In the wake of the 1999 strike, additional professors were hired, a Multicultural Community Center and the Center for Race and Gender were established.
Berkeley adjunct professor in Asian-American and Asian Diaspora studies Harvey Dong was one of about a dozen speakers Tuesday. Dong, himself a veteran of the 1969 disruption that galvanized national attention and led to collegiate curriculum changes, said before the event that the 1969 strike was unifying and he hoped that Tuesday’s rally and celebration would lead to more change.
“It did bring students and faculty together,” Dong said, in looking back at the spring of 1969. “Out of the hunger strike in 1999 came the agreement to add eight more faculty hires. It’s been an up-and-down road these 50 years, but we have opened up the discussion to create a much more positive atmosphere for change and improvement.
“Definitely there are lots of things to celebrate. We have some levels of academic success. We do have more focus on many different American cultures. But we need more classes that need to be developed and expanded.”
It’s the hope of Dong and his fellow 1969 veterans that the celebration of what happened 50 years ago will lead to Berkeley redoubling its Ethnic Studies focus.
“In the current political climate, which is very anti-immigrant and with a lot of racial issues being raised,” said Leong, who was 19 when he jumped into the fray in 1969 and who was at one point Dong’s roommate. “That makes it more important than ever to identify programs like ethnic studies and women’s studies and make sure they have their place in Berkeley.
“It’s been 50 years since we established this, and collective memories will change or pass, like they did with World War II and Japanese internment survivors. It’s important to remember past experiences to put the current world in context.”

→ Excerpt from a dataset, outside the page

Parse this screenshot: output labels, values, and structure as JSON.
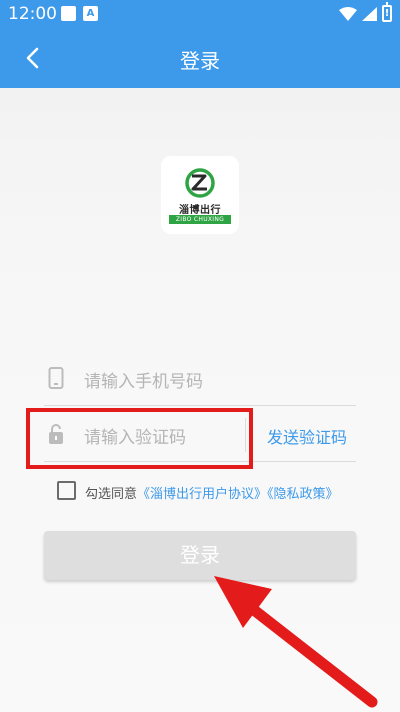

That context remains important to the university
“The Department of Ethnic Studies has contributed to Berkeley’s rich intellectual tapestry over the past 50 years,” Oscar Dubon, Vice Chancellor for Equity and Inclusion, said. “It, along with the American Cultures Program, is central to providing a transformative and relevant education to all of our students and is essential to our institutional mission of preparing leaders and thinkers for the 21st century.”
The importance of Tuesday’s celebration and follow-up events, including a photo exhibit called “Whose University” that will be in the Brown Gallery from March through September and a symposium tentatively set for the fall, is not lost on Ysidro Macias, who went on from the 1969 strike to become an attorney before leaving that life behind to become a tortilla impresario in Hawaii.

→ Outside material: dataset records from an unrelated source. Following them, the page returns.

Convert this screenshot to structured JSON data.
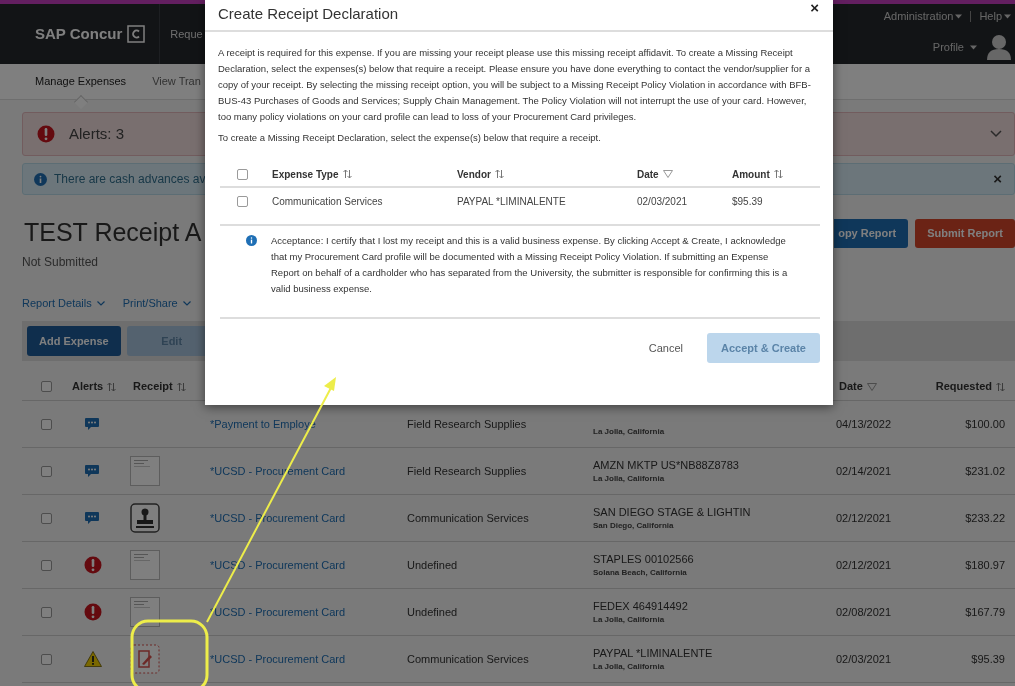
{
  "app_header": {
    "logo": "SAP Concur",
    "nav_items": [
      "Reque"
    ],
    "admin_menu": "Administration",
    "help_menu": "Help",
    "profile_menu": "Profile"
  },
  "subnav": [
    {
      "label": "Manage Expenses",
      "selected": true
    },
    {
      "label": "View Tran",
      "selected": false
    }
  ],
  "alerts_banner": {
    "text": "Alerts: 3"
  },
  "info_banner": {
    "text": "There are cash advances av",
    "close": "×"
  },
  "report": {
    "title": "TEST Receipt A",
    "status": "Not Submitted",
    "menus": [
      "Report Details",
      "Print/Share"
    ],
    "actions": [
      {
        "label": "opy Report",
        "kind": "secondary"
      },
      {
        "label": "Submit Report",
        "kind": "primary"
      }
    ]
  },
  "toolbar": [
    {
      "label": "Add Expense",
      "disabled": false
    },
    {
      "label": "Edit",
      "disabled": true
    }
  ],
  "table": {
    "header_checked": false,
    "columns": [
      {
        "label": "Alerts",
        "kind": "sortable"
      },
      {
        "label": "Receipt",
        "kind": "sortable"
      },
      {
        "label": "Date",
        "kind": "filter"
      },
      {
        "label": "Requested",
        "kind": "sortable"
      }
    ],
    "rows": [
      {
        "checked": false,
        "alert": {
          "kind": "comment"
        },
        "payment_type": "*Payment to Employe",
        "expense_type": "Field Research Supplies",
        "location": "La Jolla, California",
        "date": "04/13/2022",
        "requested": "$100.00"
      },
      {
        "checked": false,
        "alert": {
          "kind": "comment"
        },
        "receipt": {
          "kind": "image"
        },
        "payment_type": "*UCSD - Procurement Card",
        "expense_type": "Field Research Supplies",
        "vendor": "AMZN MKTP US*NB88Z8783",
        "location": "La Jolla, California",
        "date": "02/14/2021",
        "requested": "$231.02"
      },
      {
        "checked": false,
        "alert": {
          "kind": "comment"
        },
        "receipt": {
          "kind": "stamp"
        },
        "payment_type": "*UCSD - Procurement Card",
        "expense_type": "Communication Services",
        "vendor": "SAN DIEGO STAGE & LIGHTIN",
        "location": "San Diego, California",
        "date": "02/12/2021",
        "requested": "$233.22"
      },
      {
        "checked": false,
        "alert": {
          "kind": "error"
        },
        "receipt": {
          "kind": "image"
        },
        "payment_type": "*UCSD - Procurement Card",
        "expense_type": "Undefined",
        "vendor": "STAPLES 00102566",
        "location": "Solana Beach, California",
        "date": "02/12/2021",
        "requested": "$180.97"
      },
      {
        "checked": false,
        "alert": {
          "kind": "error"
        },
        "receipt": {
          "kind": "image"
        },
        "payment_type": "*UCSD - Procurement Card",
        "expense_type": "Undefined",
        "vendor": "FEDEX 464914492",
        "location": "La Jolla, California",
        "date": "02/08/2021",
        "requested": "$167.79"
      },
      {
        "checked": false,
        "alert": {
          "kind": "warning"
        },
        "receipt": {
          "kind": "missing"
        },
        "payment_type": "*UCSD - Procurement Card",
        "expense_type": "Communication Services",
        "vendor": "PAYPAL *LIMINALENTE",
        "location": "La Jolla, California",
        "date": "02/03/2021",
        "requested": "$95.39"
      }
    ]
  },
  "dialog": {
    "title": "Create Receipt Declaration",
    "close": "×",
    "intro": "A receipt is required for this expense. If you are missing your receipt please use this missing receipt affidavit. To create a Missing Receipt Declaration, select the expenses(s) below that require a receipt. Please ensure you have done everything to contact the vendor/supplier for a copy of your receipt. By selecting the missing receipt option, you will be subject to a Missing Receipt Policy Violation in accordance with BFB-BUS-43 Purchases of Goods and Services; Supply Chain Management. The Policy Violation will not interrupt the use of your card. However, too many policy violations on your card profile can lead to loss of your Procurement Card privileges.",
    "instruction": "To create a Missing Receipt Declaration, select the expense(s) below that require a receipt.",
    "header_checked": false,
    "columns": [
      {
        "label": "Expense Type",
        "kind": "sortable"
      },
      {
        "label": "Vendor",
        "kind": "sortable"
      },
      {
        "label": "Date",
        "kind": "filter"
      },
      {
        "label": "Amount",
        "kind": "sortable"
      }
    ],
    "rows": [
      {
        "checked": false,
        "cells": [
          "Communication Services",
          "PAYPAL *LIMINALENTE",
          "02/03/2021",
          "$95.39"
        ]
      }
    ],
    "acceptance": "Acceptance: I certify that I lost my receipt and this is a valid business expense. By clicking Accept & Create, I acknowledge that my Procurement Card profile will be documented with a Missing Receipt Policy Violation. If submitting an Expense Report on behalf of a cardholder who has separated from the University, the submitter is responsible for confirming this is a valid business expense.",
    "buttons": [
      {
        "label": "Cancel",
        "kind": "link",
        "disabled": false
      },
      {
        "label": "Accept & Create",
        "kind": "primary",
        "disabled": true
      }
    ]
  }
}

When he arrived at Berkeley in March 1968, Macias was one of 28 Chicanos in a student body of about 28,000. He remembers that ethnic studies weren’t a priority until the strikers made it one.
“Given the results of our strike and the strike across the bay at S.F. State, we saw the start of ethnic studies not just here, but all around the country,” Macias said. “We at Berkeley settled our strike about a week before they did at S.F. State, so you could make the claim that we started this.

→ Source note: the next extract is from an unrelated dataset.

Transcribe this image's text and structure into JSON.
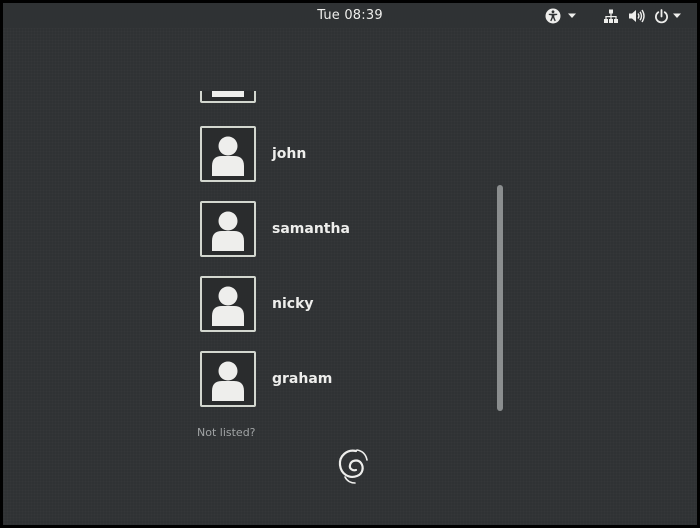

“Berkeley was one of the top three universities in the country, and when Berkeley added this program, other colleges and universities saw the example and they decided they needed have one too. We were grossly underrepresented.
“Now we’re not. But we need to keep pushing. It’s not over.”
As Huen said during his time at the mic Tuesday, the TWLF wound up being successful not because of what the speakers did on the steps five decades back but because the speakers didn’t stop pushing after their time on the steps.. He’s hoping that a new generation will be stepping forward.
“It was because every morning we got up and blocked Sather Gate,” he said. “Every morning. We were on strike, and we needed to shut it down. All this time later, this struggle is going to continue.”